Okay, not completely useless. I still took about 400 of them. But every single time I’d snap a photo through the windshield, look at it, and immediately think, “Well… that captured absolutely none of what we’re actually seeing.”
Because the mountains are one of those things you can’t really explain until you’re there.
I haven’t been to the mountains since high school, which honestly feels impossible because in my brain that was only about seven years ago. (Please don’t fact check that.)
But driving toward them again after all this time was kind of incredible. At first they’re just tiny shapes way off in the distance. Then slowly, mile by mile, they get bigger and bigger until suddenly they completely take over your view.
And no photo captures that feeling.
But honestly, the best part of the trip wasn’t even the mountains themselves. It was watching my kids experience them for the first time.

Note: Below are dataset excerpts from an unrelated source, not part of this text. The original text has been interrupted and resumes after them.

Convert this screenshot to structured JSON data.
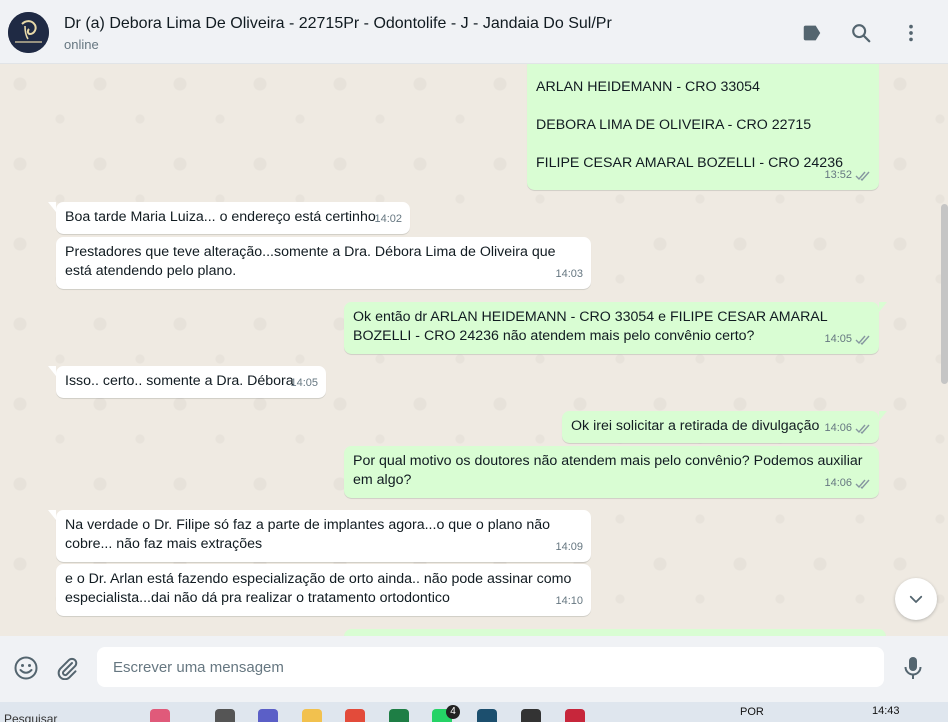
{
  "header": {
    "contact_name": "Dr (a) Debora Lima De Oliveira - 22715Pr - Odontolife - J - Jandaia Do Sul/Pr",
    "status": "online"
  },
  "messages": [
    {
      "dir": "out",
      "lines": [
        "ARLAN HEIDEMANN - CRO 33054",
        "",
        "DEBORA LIMA DE OLIVEIRA - CRO 22715",
        "",
        "FILIPE CESAR AMARAL BOZELLI -  CRO 24236"
      ],
      "time": "13:52",
      "read": true
    },
    {
      "dir": "in",
      "text": "Boa tarde Maria Luiza... o endereço está certinho",
      "time": "14:02"
    },
    {
      "dir": "in",
      "text": "Prestadores que teve alteração...somente a Dra. Débora Lima de Oliveira que está atendendo pelo plano.",
      "time": "14:03"
    },
    {
      "dir": "out",
      "text": "Ok então dr ARLAN HEIDEMANN - CRO 33054 e FILIPE CESAR AMARAL BOZELLI - CRO 24236 não atendem mais pelo convênio certo?",
      "time": "14:05",
      "read": true
    },
    {
      "dir": "in",
      "text": "Isso.. certo.. somente a Dra. Débora",
      "time": "14:05"
    },
    {
      "dir": "out",
      "text": "Ok irei solicitar a retirada de divulgação",
      "time": "14:06",
      "read": true
    },
    {
      "dir": "out",
      "text": "Por qual motivo os doutores não atendem mais pelo convênio? Podemos auxiliar em algo?",
      "time": "14:06",
      "read": true
    },
    {
      "dir": "in",
      "text": "Na verdade o Dr. Filipe só faz a parte de implantes agora...o que o plano não cobre... não faz mais extrações",
      "time": "14:09"
    },
    {
      "dir": "in",
      "text": "e o  Dr. Arlan está fazendo especialização de orto ainda.. não pode assinar como especialista...dai não dá pra realizar o tratamento ortodontico",
      "time": "14:10"
    }
  ],
  "composer": {
    "placeholder": "Escrever uma mensagem"
  },
  "taskbar": {
    "search_label": "Pesquisar",
    "whatsapp_badge": "4",
    "language": "POR",
    "time": "14:43"
  },
  "colors": {
    "incoming_bubble": "#ffffff",
    "outgoing_bubble": "#d9fdd3",
    "chat_background": "#efeae2",
    "read_ticks": "#8696a0"
  }
}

Especially my five-year-old, born and raised in Saskatchewan. Around here, we know hills. We respect hills. We will absolutely call something a mountain that is, in reality, a slightly aggressive ditch.
So hearing him realize in real time the difference between a hill and an actual mountain was so sweet.
At one point he just stared out the window quietly and said, “Whoa…”
And honestly? Same.
There’s just something about the mountains that makes you feel tiny in the best possible way. The size of them, the quiet, the fresh air, the winding roads… all of it feels different from home, but comforting at the same time.
The pictures may not have worked. But the memories absolutely did. And regardless if the pictures worked or not, you might be seeing a few more over the next couple of days.